A different kind of church
In addition to being a trail runner, I am also an Episcopal priest. The two greatest sources of truth in my life are my interactions with nature and the sacraments. Yet for most of my life those two relationships have been cast at odds with one another.
When Sunday mornings roll around, most of my friends go to the mountains, while a few of us journey to church. We are two groups of people, both searching for a touch of the divine, immanent and transcendent, one breaking free of structures and the other finding peace in holy order; one announcing, “Ultrarunning is a journey to find the soul,” the other declaring, “Christ is the way, the truth and the life.”
Seven years ago I spent a summer studying Buddhism in Nepal, where I witnessed monks reading sacred texts in caves and faith communities climbing mountains to offer prayers. For those Tibetan Buddhists on the move, faith interpreted nature and nature informed faith. My hope and call ever since has been to help Christianity in North America re-discover that same kind of relationship. We need to feel small. We need to recognize we are part of something grander, and bridge the ever widening gap between a vague spirituality focused on the self, and Bible idolatry obsessed with a calcified point-of-view.
Finding connection on the trail
On an early spring morning in west Texas, I strap on a headlamp to start up Sheep Pen Canyon trail in Davis Mountains State Park. This kind of darkness and cold is unknown to the civilized world, apart from the desert and the poles.
This kind of footing…well, this kind of footing is shit; rocks one moment and sand the next. No wonder the Israelites grumbled so much. Then the switchbacks start—burning legs and frozen fingers.
Did Peter, James and John grumble too?
With the breaking dawn comes a quickening pace. The book of Exodus echoes through my head: “Now the appearance of the glory of the Lord was like a devouring fire on the top of the mountain.”
The creation story plays out in real time before me as the sun casts hues of burns and bruises, millions of years flashing by in the exposed faces of the mountains.

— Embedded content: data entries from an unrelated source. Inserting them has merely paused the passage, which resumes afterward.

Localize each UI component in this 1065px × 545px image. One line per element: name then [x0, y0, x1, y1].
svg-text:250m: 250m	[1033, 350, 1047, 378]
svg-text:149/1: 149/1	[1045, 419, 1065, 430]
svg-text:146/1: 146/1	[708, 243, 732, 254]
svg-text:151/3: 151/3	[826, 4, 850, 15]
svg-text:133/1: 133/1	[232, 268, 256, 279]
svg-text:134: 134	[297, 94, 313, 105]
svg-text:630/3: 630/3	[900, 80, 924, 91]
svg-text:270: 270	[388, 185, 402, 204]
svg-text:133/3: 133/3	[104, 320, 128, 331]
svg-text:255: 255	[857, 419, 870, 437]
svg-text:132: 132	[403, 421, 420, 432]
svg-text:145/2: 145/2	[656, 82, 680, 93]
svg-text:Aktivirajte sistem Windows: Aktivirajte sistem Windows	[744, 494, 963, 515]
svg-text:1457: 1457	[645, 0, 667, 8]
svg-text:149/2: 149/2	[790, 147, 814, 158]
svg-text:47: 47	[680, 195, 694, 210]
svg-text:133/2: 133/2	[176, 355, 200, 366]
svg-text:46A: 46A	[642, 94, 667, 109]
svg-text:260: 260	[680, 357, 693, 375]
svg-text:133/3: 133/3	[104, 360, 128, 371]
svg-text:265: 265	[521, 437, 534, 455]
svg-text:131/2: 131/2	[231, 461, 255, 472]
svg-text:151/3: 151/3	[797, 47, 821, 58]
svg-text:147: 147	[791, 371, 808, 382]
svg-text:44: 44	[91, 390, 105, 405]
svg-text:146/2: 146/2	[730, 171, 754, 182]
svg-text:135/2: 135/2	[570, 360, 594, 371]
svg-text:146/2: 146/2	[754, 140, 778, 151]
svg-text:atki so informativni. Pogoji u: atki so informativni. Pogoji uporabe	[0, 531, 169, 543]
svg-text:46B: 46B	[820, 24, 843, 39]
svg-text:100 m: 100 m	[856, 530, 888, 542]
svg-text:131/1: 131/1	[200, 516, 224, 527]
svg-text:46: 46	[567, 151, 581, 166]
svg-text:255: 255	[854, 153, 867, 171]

The trail turns hard into the rising sun and the steep sides of the plateau.
Saturated with endorphins, I find a little mystical union with those who have gone before. I am with the Hebrews as they gaze into the Promised Land where the grass shimmers like electric honey in the morning breeze. I move without fear past the well of some forgotten civilization. The trail ducks in and out of shadow and gulley, winding through juniper forests with momentary vistas of field and fold.
I follow the spur trail to Limpia Creek Vista, the highest point in the park. As I stand in the full warmth of the sun, shielding my eyes against the dazzling white of the Civilian Conservation Corps’ Indian lodge, one valley over, it occurs to me that the Transfiguration is less about the appearance of Christ and more about the vision of the witnesses—to be so enlightened as to see the love of the creator reflected in the beauty of creation, and to be so brave as to rise and follow that beauty down the mountain and through the shadow of death for the good of all illumined below. This could be our church.
To my trail running friends, maybe give religion another shot. No need to embrace the organized stuff. Instead let the great traditions add something to our experiences. Judaism, Buddhism, Islam, Taoism and Christianity can provide lenses to help us interpret those mystical experiences we find on the trail.
The community and devotion are already there. Trail running could actually be our sangha, our synagogue, or our church.
To my church friends, try going outside. Go to the mountain to pray. Be driven into the wilderness by the Spirit—not metaphorically, but literally. The poet-prophet Wendell Berry wrote, “[The Bible] is a book best read and understood outdoors, and the farther outdoors the better.”
Jesus spent more days on the trail than in the temple. Maybe time in the wilderness is not accidental to the Gospel?
The Rev Christian Hawley runs and serves with St Matthew’s Episcopal Church and Trail Roots, Austin, TX. MacGyver mostly hangs out with Temple of the Dog.